The detrimental effects of global warming have become increasingly apparent, and the current mitigation methods have proven insufficient. Therefore, geoengineering techniques have been proposed as the necessary means to combat global warming. Specifically, solar radiation management using the sulfate aerosol has been named the most effective solution. The authors analyze temperature and precipitation responses to stratospheric sulfate aerosol as a function of both latitude and altitude of release. They model the injection of the sulfate aerosol (comprised of H2S rather than the commonly analyzed SO2) in the Northern and Southern Hemispheres. The authors conclude that sulfate aerosol injections at higher latitudes reduce global mean temperature, precipitation, and total ozone. They also conclude that warming in the stratosphere follows cooling in the troposphere. —Michela Isono
Volodin, E., Sergey, V., Ryaboshoapko, A. 2011. Climate Response to Aerosol Injection at Different Stratospheric Locations. Atmospheric Science Letters 12, 381–385.

            Model: The climate model used is Earth system model INMCM. This model includes the general circulation of the atmosphere and oceans. It is used to determine the most effective injection circumstances in order to reduce changes in temperature and precipitation in the Arctic and on a global scale. The observed climate changes in the 20th century will also be reproduced in the model. The model also has a sulfate aerosol component that describes the formation of the sulfate aerosol particles and their removal by gravitational settling. H2S was chosen instead of SO2 because it is a gas with the highest sulfur content by mass, and it has a prolonged lifetime that enables greater dispersion before the aerosol particles are formed and the reduction in particle concentrations by coagulation. Lastly, the gravitational settling velocity is calculated using the Stokes-Cunningham formula:
vg= 109Ccunngd2p / (18 µ), where Vg is gravitational velocity (m/s), g is acceleration due to gravity (9.8 m/s2), d is particle diameter (m), p is particle density (1.63 g/cm3), µ is dynamic viscosity of air (µPa s) and Ccunn is a correction factor.
            Geoengineering scenarios: Six scenarios in the Northern and Southern hemispheres are used in this study. They are at different altitudes above the tropopause and within different latitudinal belts. Each hemisphere experiences a continuous injection of 2 Mt per year. The sulfur injection is continued for 30 year in each model where the level of atmospheric CO2 is constant at 288 ppb. The climate response was determined by the average temperature and precipitation over the latter 20 years. Each model was then compared to a control model with no inclusion of geoengineering. The climate response was calculated as the difference between the temperature or precipitation in the models with geoengineering compared to the control model without geoengineering. The annual mean values were calculated separately for the globe and Arctic (north of 65˚N).
            Results: Scenario 1, 2, and 3 with injections near the equator at 26–28, 22–24, and 20–22 km respectively, were the most effective. Scenarios with lower injections towards the poles were less effective for global cooling. It was determined that injections at higher heights ranging from 20–28 km lead to a higher concentration of gaseous H2SO4 rather than the aerosol. The level of global precipitation reduction and cooling were proportional. The total ozone loss was also proportional to aerosol mass and global cooling. The Arctic temperature change, however, was two times more than the global temperature change. The models also demonstrated significant aerosol concentration located outside of the injection region.
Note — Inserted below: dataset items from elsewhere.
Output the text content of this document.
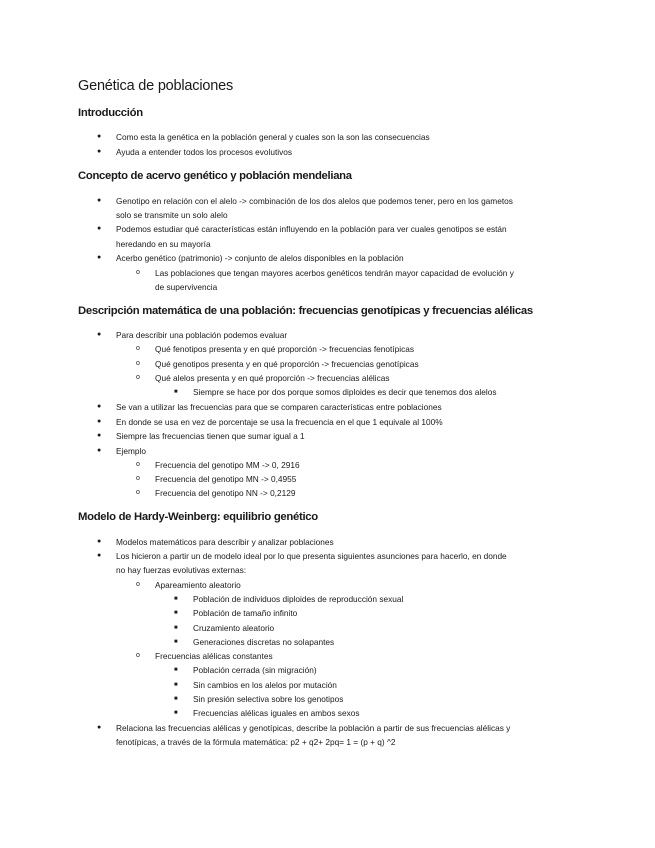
Genética de poblaciones
Introducción
● Como esta la genética en la población general y cuales son la son las consecuencias

● Ayuda a entender todos los procesos evolutivos

Concepto de acervo genético y población mendeliana
● Genotipo en relación con el alelo -> combinación de los dos alelos que podemos tener, pero en los gametos

solo se transmite un solo alelo

● Podemos estudiar qué características están influyendo en la población para ver cuales genotipos se están

heredando en su mayoría

● Acerbo genético (patrimonio) -> conjunto de alelos disponibles en la población

o Las poblaciones que tengan mayores acerbos genéticos tendrán mayor capacidad de evolución y

de supervivencia

Descripción matemática de una población: frecuencias genotípicas y frecuencias alélicas
● Para describir una población podemos evaluar

o Qué fenotipos presenta y en qué proporción -> frecuencias fenotípicas

o Qué genotipos presenta y en qué proporción -> frecuencias genotípicas

o Qué alelos presenta y en qué proporción -> frecuencias alélicas

■ Siempre se hace por dos porque somos diploides es decir que tenemos dos alelos

● Se van a utilizar las frecuencias para que se comparen características entre poblaciones

● En donde se usa en vez de porcentaje se usa la frecuencia en el que 1 equivale al 100%

● Siempre las frecuencias tienen que sumar igual a 1

● Ejemplo

o Frecuencia del genotipo MM -> 0, 2916

o Frecuencia del genotipo MN -> 0,4955

o Frecuencia del genotipo NN -> 0,2129

Modelo de Hardy-Weinberg: equilibrio genético
● Modelos matemáticos para describir y analizar poblaciones

● Los hicieron a partir un de modelo ideal por lo que presenta siguientes asunciones para hacerlo, en donde

no hay fuerzas evolutivas externas:

o Apareamiento aleatorio

■ Población de individuos diploides de reproducción sexual

■ Población de tamaño infinito

■ Cruzamiento aleatorio

■ Generaciones discretas no solapantes

o Frecuencias alélicas constantes

■ Población cerrada (sin migración)

■ Sin cambios en los alelos por mutación

■ Sin presión selectiva sobre los genotipos

■ Frecuencias alélicas iguales en ambos sexos

● Relaciona las frecuencias alélicas y genotípicas, describe la población a partir de sus frecuencias alélicas y

fenotípicas, a través de la fórmula matemática: p2 + q2+ 2pq= 1 = (p + q) ^2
The equilibrium aerosol mass in the atmosphere is reached after about two to three years, where the lifetime of the aerosol was 0.9 years. The equilibrium temperature and precipitation response was achieved after 10–15 years.
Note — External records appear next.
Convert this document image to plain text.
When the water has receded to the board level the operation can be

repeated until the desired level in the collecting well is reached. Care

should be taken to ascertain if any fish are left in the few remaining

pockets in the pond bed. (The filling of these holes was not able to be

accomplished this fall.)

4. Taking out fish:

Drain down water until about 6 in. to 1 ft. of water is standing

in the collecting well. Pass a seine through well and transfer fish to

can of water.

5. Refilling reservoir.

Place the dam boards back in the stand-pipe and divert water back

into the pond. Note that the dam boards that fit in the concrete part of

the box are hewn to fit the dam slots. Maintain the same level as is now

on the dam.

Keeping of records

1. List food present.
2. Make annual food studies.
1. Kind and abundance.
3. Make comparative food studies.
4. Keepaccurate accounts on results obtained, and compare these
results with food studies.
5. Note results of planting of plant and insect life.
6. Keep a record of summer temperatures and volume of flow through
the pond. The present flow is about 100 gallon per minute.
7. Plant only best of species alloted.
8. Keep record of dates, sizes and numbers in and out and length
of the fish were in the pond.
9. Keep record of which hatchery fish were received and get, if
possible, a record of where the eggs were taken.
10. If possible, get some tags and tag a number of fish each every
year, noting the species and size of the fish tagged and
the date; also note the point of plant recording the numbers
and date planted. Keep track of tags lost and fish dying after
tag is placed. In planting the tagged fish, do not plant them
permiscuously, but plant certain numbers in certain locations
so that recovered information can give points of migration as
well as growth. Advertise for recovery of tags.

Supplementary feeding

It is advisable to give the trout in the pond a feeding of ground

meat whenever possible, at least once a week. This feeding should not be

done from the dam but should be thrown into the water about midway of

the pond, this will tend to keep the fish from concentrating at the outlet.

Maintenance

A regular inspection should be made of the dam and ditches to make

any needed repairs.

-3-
            The annual mean cooling over land was stronger than over the ocean. The strongest cooling was over high latitude land and sea ice, above 2˚. There was a decrease in precipitation by 5–10% over parts of Eurasia, and North and South America. In contrast, there was an increase in precipitation by 10–20% over Mediterranean, tropical, and subtropical regions. Overall, as the aerosol cooled the troposphere, the stratosphere warmed by 2–8˚. This was due to the aerosols’ absorption of small amounts of visible radiation in the stratosphere.
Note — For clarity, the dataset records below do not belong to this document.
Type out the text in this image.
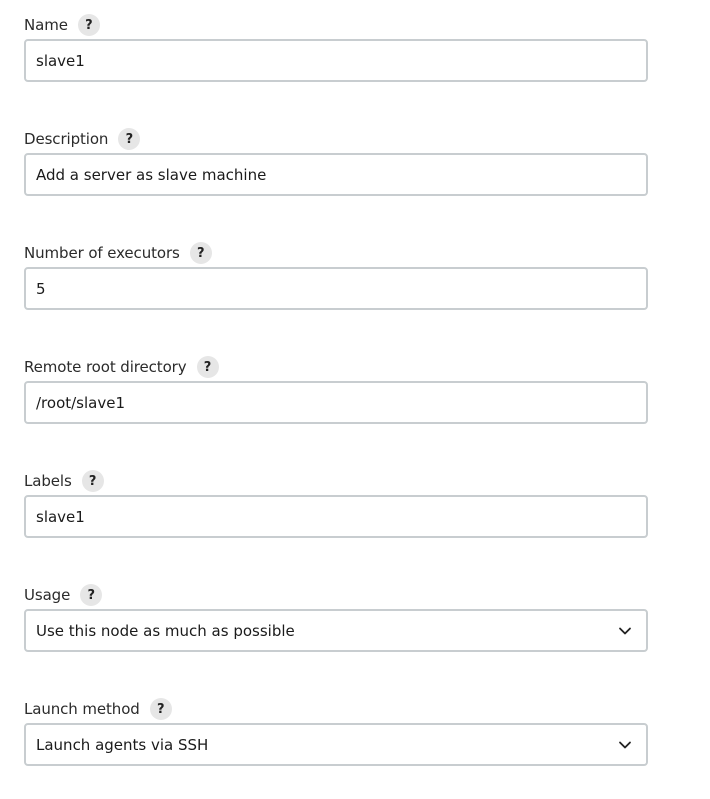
Name	?
slave1
Description	?
Add a server as slave machine
Number of executors	?
5
Remote root directory	?
/root/slave1
Labels	?
slave1
Usage	?
Use this node as much as possible
Launch method	?
Launch agents via SSH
            Conclusion: The authors concluded that the best scenarios for geoengineering with sulfate aerosol was when the aerosol was injected at 26–28, 22–24, and 20–22 km in the latitudinal band 0–10˚. Additional conclusions were that cooling is greater over land and high altitudes, the injection of aerosols decreases global mean precipitation and total ozone, the cooling in the troposphere is followed by warming in the stratosphere, and an increase of diffuse radiation increases vegetation primary production.